Assessing spatial models in scientifically sound ways is hard. New tools for the tidymodels modeling framework can help make it easier.

See the poster!

Read the spatialsample paper!

Read the waywiser paper!

Assessing spatial models can be difficult. Model errors may exhibit spatial autocorrelation, model predictions are often aggregated to multiple spatial scales by users, and models are often used to extrapolate outside the boundaries of their training data. To adjust for these considerations, modelers must choose from a dizzying array of assessment protocols and metrics which may give different or even contradictory results. Researchers are also often responsible for implementing these techniques themselves, or otherwise welding together multiple packages with incompatible interfaces in order to properly assess their models.

New tools for R’s tidymodels modeling framework aim to reduce this complexity, implementing common model assessment tasks in a straightforward, computationally efficient, and easy-to-learn manner.
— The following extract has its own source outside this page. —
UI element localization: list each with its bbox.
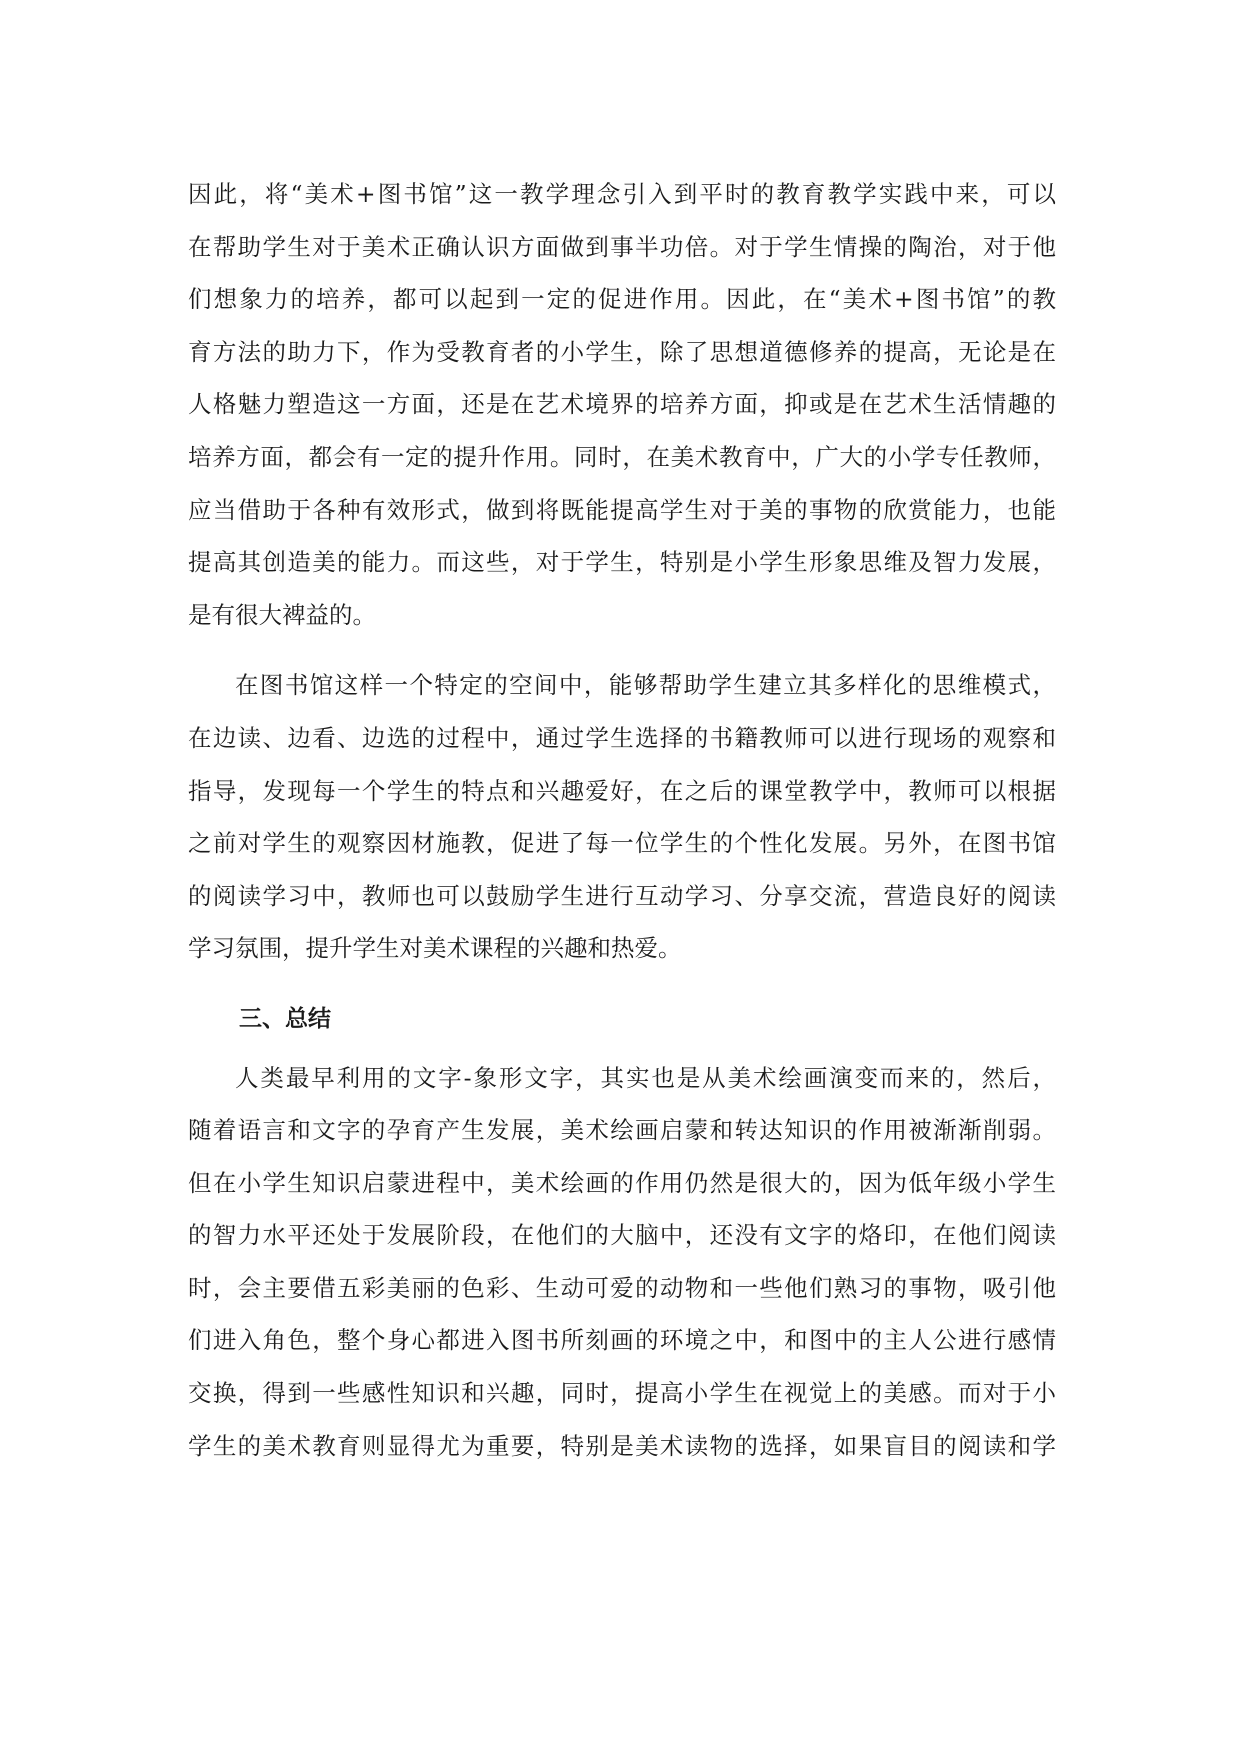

The spatialsample package provides methods for spatial cross-validation. These methods provide more accurate estimates of model performance when extrapolating into new areas, and are particularly useful when there is no independent probability sample available for assessing predictions.

Functions in spatialsample provide a standardized interface to several of the most popular spatial CV approaches, and return objects which extend classes from the rsample package. As a result, these objects can seamlessly be used with any functions within the tidymodels modeling framework.


The waywiser package is an ergonomic toolbox providing a consistent user interface for assessing spatial models. To that end, waywiser makes it easy to compute model assessment metrics, evaluate predictions aggregated to multiple scales, and identify areas where your model can’t safely make predictions. The multi-scale assessment protocol follows Riemann et al. (2010), and is designed to help modelers identify minimum mapping units and regions where models underperform, as well as to estimate how well models perform at relevant levels of aggregation.